Since that time, Nugs.net has sold over 50 million downloads across their network of paid download stores. The original collection of free audience tapes still exists as the Stash and attracts 3 million downloads per month. Nugs.net operates an online streaming radio station that goes out to over 50,000 listeners and Serling’s live music “nugscast” podcast reaches 70,000 people each month.

Phish was not the first act to release an entire tour as a live set. In 2000, Pearl Jam released their entire tour via a set of officially sanctioned “bootleg” CDs. Serling tells me he met with Pearl Jam in 2001 and advised them to release their tour via the Internet as downloadable media, which they eventually did starting with their 2005 tour via a partnership with basecamp productions. I asked Serling what he thought of Pearl Jam’s early efforts in the live music business that he has helped pioneer. “I think it was ballsy and should certainly be applauded,” he told me, “but it was ultimately problematic that all those live masters were property of Sony and not of the band. Many of the more established artists I work with learned that lesson from Pearl Jam.”

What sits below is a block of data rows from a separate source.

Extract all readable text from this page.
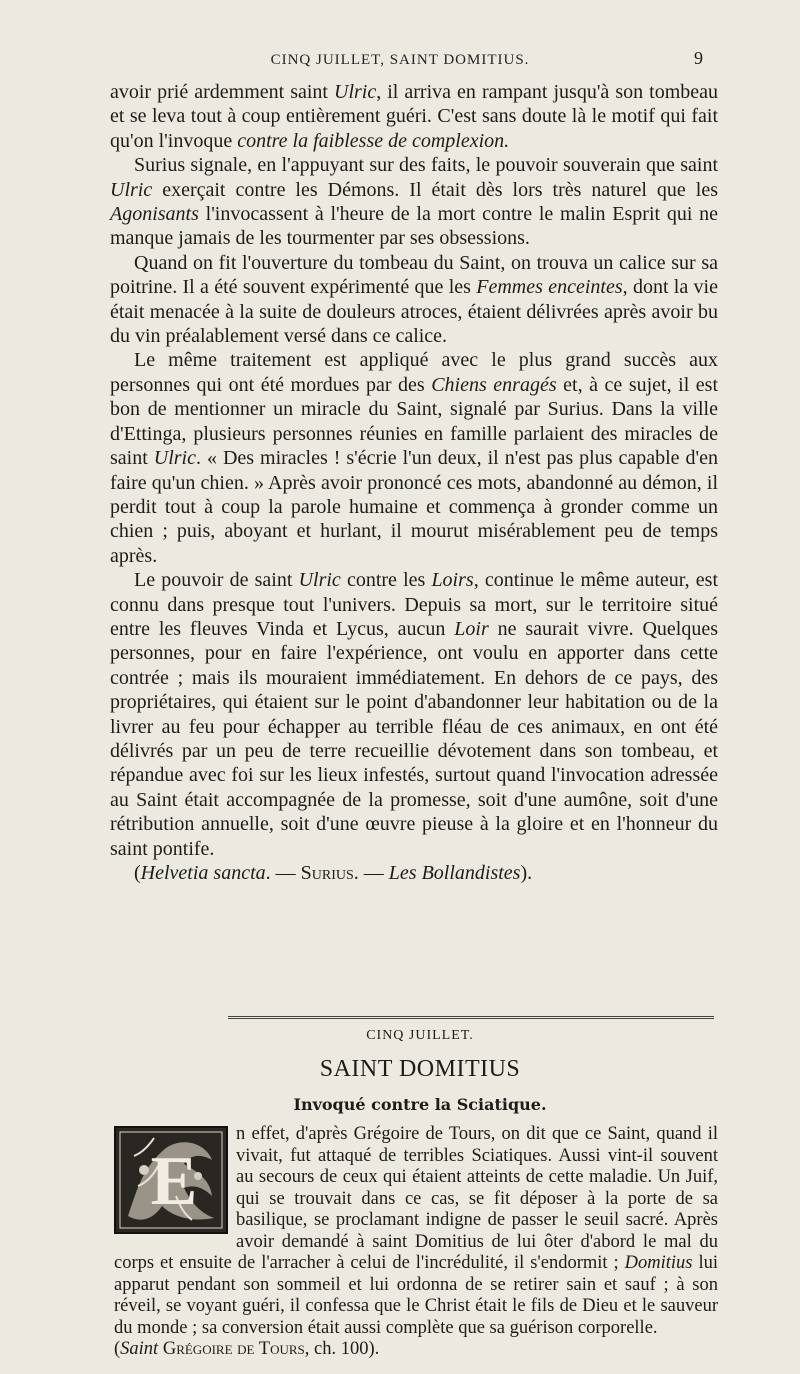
CINQ JUILLET, SAINT DOMITIUS.	9

avoir prié ardemment saint Ulric, il arriva en rampant jusqu'à son tombeau et se leva tout à coup entièrement guéri. C'est sans doute là le motif qui fait qu'on l'invoque contre la faiblesse de complexion.

Surius signale, en l'appuyant sur des faits, le pouvoir souverain que saint Ulric exerçait contre les Démons. Il était dès lors très naturel que les Agonisants l'invocassent à l'heure de la mort contre le malin Esprit qui ne manque jamais de les tourmenter par ses obsessions.

Quand on fit l'ouverture du tombeau du Saint, on trouva un calice sur sa poitrine. Il a été souvent expérimenté que les Femmes enceintes, dont la vie était menacée à la suite de douleurs atroces, étaient délivrées après avoir bu du vin préalablement versé dans ce calice.

Le même traitement est appliqué avec le plus grand succès aux personnes qui ont été mordues par des Chiens enragés et, à ce sujet, il est bon de mentionner un miracle du Saint, signalé par Surius. Dans la ville d'Ettinga, plusieurs personnes réunies en famille parlaient des miracles de saint Ulric. « Des miracles ! s'écrie l'un deux, il n'est pas plus capable d'en faire qu'un chien. » Après avoir prononcé ces mots, abandonné au démon, il perdit tout à coup la parole humaine et commença à gronder comme un chien ; puis, aboyant et hurlant, il mourut misérablement peu de temps après.

Le pouvoir de saint Ulric contre les Loirs, continue le même auteur, est connu dans presque tout l'univers. Depuis sa mort, sur le territoire situé entre les fleuves Vinda et Lycus, aucun Loir ne saurait vivre. Quelques personnes, pour en faire l'expérience, ont voulu en apporter dans cette contrée ; mais ils mouraient immédiatement. En dehors de ce pays, des propriétaires, qui étaient sur le point d'abandonner leur habitation ou de la livrer au feu pour échapper au terrible fléau de ces animaux, en ont été délivrés par un peu de terre recueillie dévotement dans son tombeau, et répandue avec foi sur les lieux infestés, surtout quand l'invocation adressée au Saint était accompagnée de la promesse, soit d'une aumône, soit d'une rétribution annuelle, soit d'une œuvre pieuse à la gloire et en l'honneur du saint pontife.

(Helvetia sancta. — Surius. — Les Bollandistes).

CINQ JUILLET.
SAINT DOMITIUS
Invoqué contre la Sciatique.
E

n effet, d'après Grégoire de Tours, on dit que ce Saint, quand il vivait, fut attaqué de terribles Sciatiques. Aussi vint-il souvent au secours de ceux qui étaient atteints de cette maladie. Un Juif, qui se trouvait dans ce cas, se fit déposer à la porte de sa basilique, se proclamant indigne de passer le seuil sacré. Après avoir demandé à saint Domitius de lui ôter d'abord le mal du corps et ensuite de l'arracher à celui de l'incrédulité, il s'endormit ; Domitius lui apparut pendant son sommeil et lui ordonna de se retirer sain et sauf ; à son réveil, se voyant guéri, il confessa que le Christ était le fils de Dieu et le sauveur du monde ; sa conversion était aussi complète que sa guérison corporelle.

(Saint Grégoire de Tours, ch. 100).
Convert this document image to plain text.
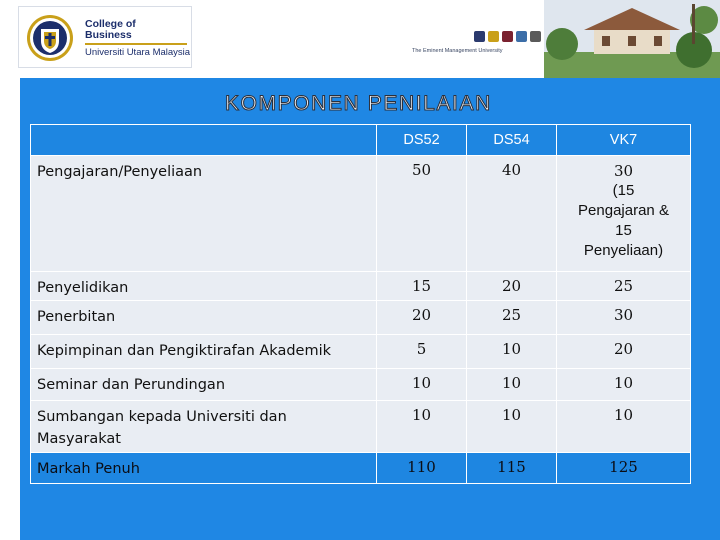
College of
Business
Universiti Utara Malaysia	The Eminent Management University
KOMPONEN PENILAIAN
	DS52	DS54	VK7
Pengajaran/Penyeliaan	50	40	30
(15
Pengajaran &
15
Penyeliaan)

Penyelidikan	15	20	25
Penerbitan	20	25	30
Kepimpinan dan Pengiktirafan Akademik	5	10	20
Seminar dan Perundingan	10	10	10
Sumbangan kepada Universiti dan Masyarakat	10	10	10
Markah Penuh	110	115	125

Recently, Nugs.net has begun offering live video alongside their traditional audio product. This is an area that the company plans to explore more in the future, but because there is no standard licensing rate established for music in video, the situation is tricky from a legal standpoint, and Nugs.net has been forced to keep their video library fairly small.

DRM

Though Nugs.net offers custom DRM solutions to its clients, most of them appear to opt not to encumber their downloads with digital rights management. Serling himself takes a rather indifferent view toward DRM. “I’ve often said DRM stands for ‘Doesn’t Really Matter,’” he told me. “While I certainly wish that more people bought than stole from my company and my clients, the reality is that DRM does not solve the problem. People who want to steal will steal and people willing to pay will pay.”

Serling favors a value added approach to selling music. Nugs.net, he says, offers products that consumers can’t get elsewhere (professionally mastered live music the day after a show and live concert videos), and the service also includes “value adds” like downloadable CD and cover art, photos from the shows, and in many cases, high quality FLAC files and an option to purchase a CD copy.

Conclusion

I asked Brad Serling to sum up his thoughts on the future of online music distribution. “Ubiquity,” he said. “All your music everywhere. True music fans will happily pay for the privilege.” And I think he’s right — that’s something I would gladly lay out cash for.

Disclosure: I’ve bought more live Phish shows from their Nugs.net-powered site than I care to admit.